Passou. Tem passado.
Os diamantes são eternos. Os bentos e suas mulas, eternos. Eternos também os juscelinos, porque eterno o uso do Estado para abrigo de interesses privados. Os diamantes passam.
A ascensão do deputado Juscelino Filho é produto da sociedade, via orçamento secreto, do governo Bolsonaro com o consórcio parlamentar liderado por Arthur Lira. Esse modelo de relacionamento foi premiado por Lula, de quem Juscelino se tornou ministro. Ainda é? E, caindo o filho, já caiu?, qual outro indicado do papai Alcolumbre, essa joia, virá? Cuidado com o trânsito das joias.
Lula venceu Bolsonaro. A democracia venceu. Certo? A vitória da democracia não pode servir para sombrear a República. Como lidar com os apelos das joias?
Os diamantes tentam entrar, na mochila de algum juscelino, porque eterna, entre nós, é a cultura de apropriação patrimonialista do Estado. Diamantes não entram sozinhos. Diamantes têm bentos. O orçamento, senhores. O Estado, donos. Os estados são ainda capitanias hereditárias. Ou haverá outra conclusão ante o que este jornal reportou na edição de ontem? Que, dos atuais 232 conselheiros em tribunais de contas do país, 30% são parentes de políticos.
Qual a contribuição — à infâmia — do primeiro escalão de Lula?
Renan Filho, ministro dos Transportes, conseguiu que a mulher se tornasse — em dezembro de 2022 — conselheira do Tribunal de Contas de Alagoas, estado que governou até abril do ano passado. E o que será isso, senão se servir do poder, da influência, para privatizar espaços de natureza impessoal como os de fiscalização dos usos de dinheiros públicos?
Waldez Góes, ministro do Desenvolvimento Regional, outro afilhado de Alcolumbre na Esplanada, nomeou a mulher para o Tribunal de Contas do Amapá em fevereiro de 22, enquanto ainda governador. (Escrevi sobre Góes e Alcolumbre na semana passada: aqui.)
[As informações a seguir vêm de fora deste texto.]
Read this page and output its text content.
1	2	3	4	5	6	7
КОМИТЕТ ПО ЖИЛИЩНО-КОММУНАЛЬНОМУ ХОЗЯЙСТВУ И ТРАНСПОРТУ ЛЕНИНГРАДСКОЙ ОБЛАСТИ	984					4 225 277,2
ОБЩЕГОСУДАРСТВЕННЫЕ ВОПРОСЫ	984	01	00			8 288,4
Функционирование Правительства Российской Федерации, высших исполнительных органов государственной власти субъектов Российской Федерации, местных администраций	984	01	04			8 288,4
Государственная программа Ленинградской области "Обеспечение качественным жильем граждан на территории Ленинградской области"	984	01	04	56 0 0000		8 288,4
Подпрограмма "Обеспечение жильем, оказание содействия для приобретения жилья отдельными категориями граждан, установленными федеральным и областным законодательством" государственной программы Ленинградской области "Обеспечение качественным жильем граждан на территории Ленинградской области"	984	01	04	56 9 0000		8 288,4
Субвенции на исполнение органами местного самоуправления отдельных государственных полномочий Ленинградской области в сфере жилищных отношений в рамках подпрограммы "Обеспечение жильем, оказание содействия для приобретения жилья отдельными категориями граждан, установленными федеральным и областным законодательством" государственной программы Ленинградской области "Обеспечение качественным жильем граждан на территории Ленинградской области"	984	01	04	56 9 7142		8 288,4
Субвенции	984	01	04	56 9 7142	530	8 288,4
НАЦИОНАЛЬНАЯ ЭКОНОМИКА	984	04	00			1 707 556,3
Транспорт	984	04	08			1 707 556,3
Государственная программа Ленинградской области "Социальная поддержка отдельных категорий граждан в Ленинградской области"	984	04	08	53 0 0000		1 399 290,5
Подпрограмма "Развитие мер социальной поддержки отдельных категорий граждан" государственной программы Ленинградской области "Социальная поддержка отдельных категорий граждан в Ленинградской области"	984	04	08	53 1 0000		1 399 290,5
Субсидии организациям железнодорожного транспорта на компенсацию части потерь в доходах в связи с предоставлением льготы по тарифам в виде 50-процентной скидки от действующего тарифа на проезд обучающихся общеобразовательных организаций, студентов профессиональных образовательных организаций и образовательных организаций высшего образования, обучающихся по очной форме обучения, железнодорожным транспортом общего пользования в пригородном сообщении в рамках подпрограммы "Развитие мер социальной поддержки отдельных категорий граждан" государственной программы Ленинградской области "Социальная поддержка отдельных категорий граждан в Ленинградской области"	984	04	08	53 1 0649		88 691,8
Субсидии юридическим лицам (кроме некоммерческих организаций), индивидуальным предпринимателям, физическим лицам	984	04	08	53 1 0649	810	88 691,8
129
Suponho que seja desnecessário registrar que integrantes dessas cortes não têm como função ganhar R$ 41.800 vitaliciamente, mas julgar as contas dos chefes dos Executivos. Nepotismo é proibido no serviço público. Os diamantes, porém, passam.
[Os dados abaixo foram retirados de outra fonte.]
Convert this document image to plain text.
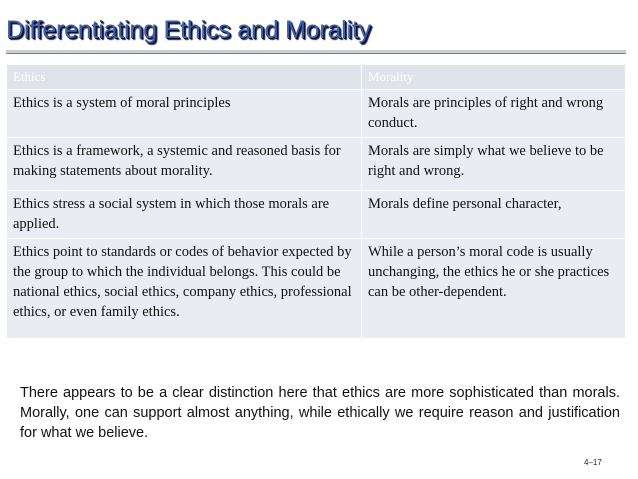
Differentiating Ethics and Morality
Ethics	Morality
Ethics is a system of moral principles	Morals are principles of right and wrong conduct.
Ethics is a framework, a systemic and reasoned basis for making statements about morality.	Morals are simply what we believe to be right and wrong.
Ethics stress a social system in which those morals are applied.	Morals define personal character,
Ethics point to standards or codes of behavior expected by the group to which the individual belongs. This could be national ethics, social ethics, company ethics, professional ethics, or even family ethics.	While a person’s moral code is usually unchanging, the ethics he or she practices can be other-dependent.
There appears to be a clear distinction here that ethics are more sophisticated than morals. Morally, one can support almost anything, while ethically we require reason and justification for what we believe.
4–17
O ministro do Desenvolvimento Social, Wellington Dias, estrela do petismo, tem a mulher como conselheira do Tribunal de Contas do Piauí desde janeiro de 2023, estado que governou até março de 2022. O que ele diria se Tarcísio de Freitas, ao fim de seu governo em São Paulo, operasse por fazer a mulher conselheira do tribunal de contas estadual? Diria nada. Porque sem moral.
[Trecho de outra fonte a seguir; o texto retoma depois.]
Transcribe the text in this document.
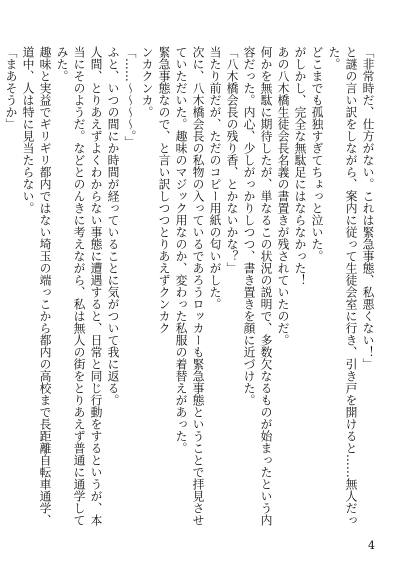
「非常時だ、仕方がない。これは緊急事態、私悪くない！」
と謎の言い訳をしながら、案内に従って生徒会室に行き、引き戸を開けると……無人だった。
どこまでも孤独すぎてちょっと泣いた。
がしかし、完全な無駄足にはならなかった！
あの八木橋生徒会長名義の書置きが残されていたのだ。
何かを無駄に期待したが、単なるこの状況の説明で、多数欠なるものが始まったという内容だった。内心、少しがっかりしつつ、書き置きを顔に近づけた。
「八木橋会長の残り香、とかないかな？」
当たり前だが、ただのコピー用紙の匂いがした。
次に、八木橋会長の私物の入っているであろうロッカーも緊急事態ということで拝見させていただいた。趣味のマジック用なのか、変わった私服の着替えがあった。
緊急事態なので、と言い訳しつつとりあえずクンカク
ンカクンカ。
「……〜〜〜〜。」
ふと、いつの間にか時間が経っていることに気がついて我に返る。
人間、とりあえずよくわからない事態に遭遇すると、日常と同じ行動をするというが、本当にそのようだ。などとのんきに考えながら、私は無人の街をとりあえず普通に通学してみた。
趣味と実益でギリギリ都内ではない埼玉の端っこから都内の高校まで長距離自転車通学、道中、人は特に見当たらない。
「まあそうか」
4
Sem moral também vai o poderoso ministro Rui Costa, da Casa Civil, grão-petista, que ora trabalha para que a mulher seja conselheira do Tribunal de Contas dos Municípios da Bahia, estado que dirigiu pelos últimos oito anos.
Como é que lida com Juscelino Filho? Com Daniela do Waguinho? Com que autoridade? Mais facilmente compondo com a turma do “deixa-disso”. Donde eternos, os juscelinos. (E os waguinhos.)
A federação de patrimonialismos conhecida como União Brasil saiu em defesa do ministro do Quarto de Milha. Os vendedores de terrenos na Lua (apoio em bloco de partido que não existe) querem que os petistas tratem o rapaz — ou o próximo rapaz — da mesma maneira como aos seus. Os elmares decerto considerando injustiça que Juscelino caia — já caiu? — por tão pouco.
O que será viagem em avião da FAB e umas diárias para visitar equinos e prestigiar a inauguração de praça com nome em homenagem ao cavalo do sócio, o que serão uns orçamentos secretos para asfaltar a estrada que serve à própria fazenda perto da multiplicação de patroas em cargos vitalícios?
A largueza dos costumes oferece um Estado a cada um. Cada um entendendo à própria maneira. Diamantes a todos. Diamantes vitalícios. Juscelino vai. Outro vem. As joias ficam.
Se petista graúdo, ex-governador, ministro, pode ter família eternizada no Estado, na folha do Estado, por que os alcolumbres não poderão ter juscelinos e outros representantes do orçamento secreto no ministério de Lula? Qual o problema em Elmar Nascimento, do União Brasil de Lira, continuar governando a Codevasf?
O União Brasil, bento seja, só quer carinho para com o Juscelino que vier. Só quer os mesmos pesos e medidas na partilha do Estado. Diamantes vitalícios a todos.